In honor of Wayne Gretzky, the only player in the National Hockey League to wear, or who will ever wear number 99, my upcoming book will have 99 chapters. Even though we are about the same age, no two people could have different work trajectories. I have spent my working life as a bubbling mass of turmoil, never happy professionally, never sure of myself or the direction of my career. Did Wayne Gretzky ever have to wonder what he was going to be when he grew up? I remember walking by my hometown’s Central Arena in my youth, and on the enormous illuminated sign, the kind where a guy on a ladder slid the big black letters into the horizontal channels and used a backward number three when he ran out of the letter ‘E,’ I could see Wayne’s name in lights. The sign encouraged me to watch a 10-year-old play hockey against 14-year-olds. Ten years old, and adults not related to him were filling arenas at hockey tournaments. Wayne scored 378 goals and had 139 assists that season.
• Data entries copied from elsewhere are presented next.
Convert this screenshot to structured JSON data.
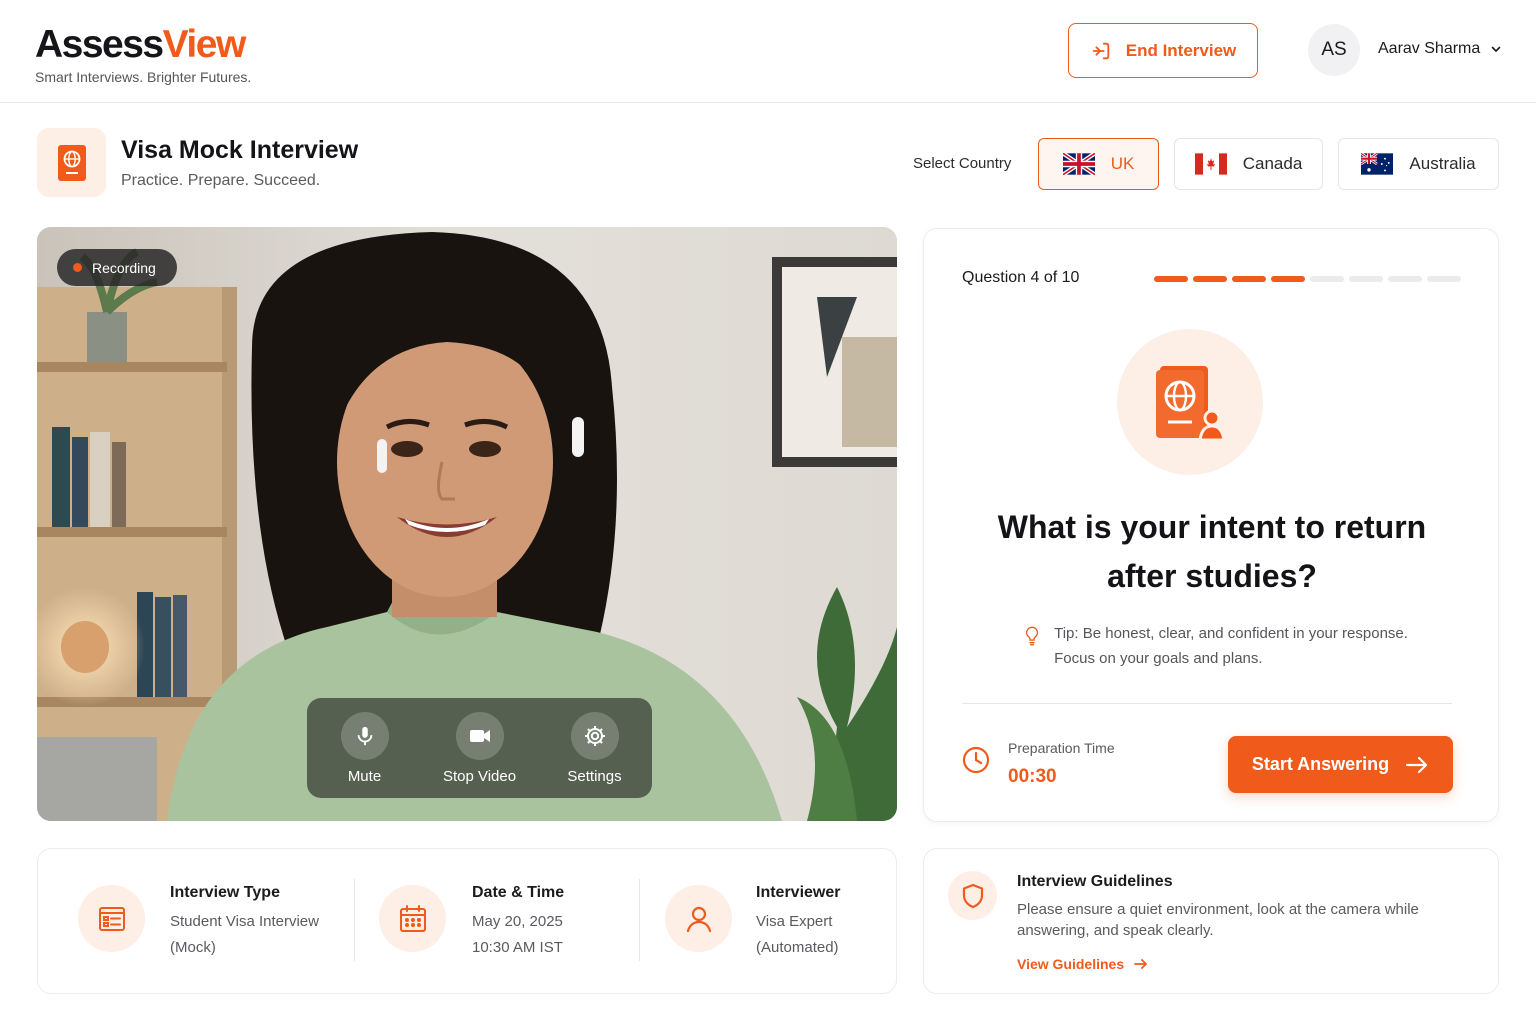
{
  "brand": {
    "name_part1": "Assess",
    "name_part2": "View",
    "tagline": "Smart Interviews. Brighter Futures."
  },
  "header": {
    "end_interview_label": "End Interview",
    "user_initials": "AS",
    "user_name": "Aarav Sharma"
  },
  "page": {
    "title": "Visa Mock Interview",
    "subtitle": "Practice. Prepare. Succeed."
  },
  "country_selector": {
    "label": "Select Country",
    "selected": "UK",
    "options": [
      {
        "label": "UK"
      },
      {
        "label": "Canada"
      },
      {
        "label": "Australia"
      }
    ]
  },
  "video": {
    "recording_label": "Recording",
    "controls": [
      {
        "label": "Mute",
        "icon": "microphone-icon"
      },
      {
        "label": "Stop Video",
        "icon": "video-camera-icon"
      },
      {
        "label": "Settings",
        "icon": "gear-icon"
      }
    ]
  },
  "question": {
    "counter": "Question 4 of 10",
    "current": 4,
    "total": 10,
    "text": "What is your intent to return after studies?",
    "tip": "Tip: Be honest, clear, and confident in your response. Focus on your goals and plans.",
    "prep_label": "Preparation Time",
    "prep_time": "00:30",
    "start_label": "Start Answering"
  },
  "details": [
    {
      "title": "Interview Type",
      "line1": "Student Visa Interview",
      "line2": "(Mock)",
      "icon": "form-icon"
    },
    {
      "title": "Date & Time",
      "line1": "May 20, 2025",
      "line2": "10:30 AM IST",
      "icon": "calendar-icon"
    },
    {
      "title": "Interviewer",
      "line1": "Visa Expert",
      "line2": "(Automated)",
      "icon": "user-icon"
    }
  ],
  "guidelines": {
    "title": "Interview Guidelines",
    "text": "Please ensure a quiet environment, look at the camera while answering, and speak clearly.",
    "link": "View Guidelines"
  },
  "colors": {
    "accent": "#f05a1a",
    "accent_light": "#fdeee6",
    "text_dark": "#1b1b1f",
    "text_muted": "#5a5a61"
  }
}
From the time he began skating on his backyard Brantford rink, I imagine Wayne had one unshakable focus, to be a professional hockey player. This in no way minimizes the many years of hard work and determination that led to him becoming the greatest player in history. He didn’t have to waste any brain cells worrying, crying, agonizing, or complaining about his lot in life – it’s amazing that I have any brain cells left, considering my lifelong preoccupation with these four verbs. Wayne concentrated on hockey, and that seemed to work out pretty well for him. All I ever wanted was to have my path laid out for me, have the certainty that what I was doing was the absolute best use of the one life I had. I don’t know the right path yet, but I am positive I was on the wrong one.
I kind of met Wayne Gretzky once. He came into the near-empty bar at the top of what was then SkyDome in Toronto. As he walked past me, he happened to look my way, we locked gazes, and he rocked my world by coming up with the highly original “hi,” before moving on to his private table. I doubt he remembers this brief encounter as clearly as I do.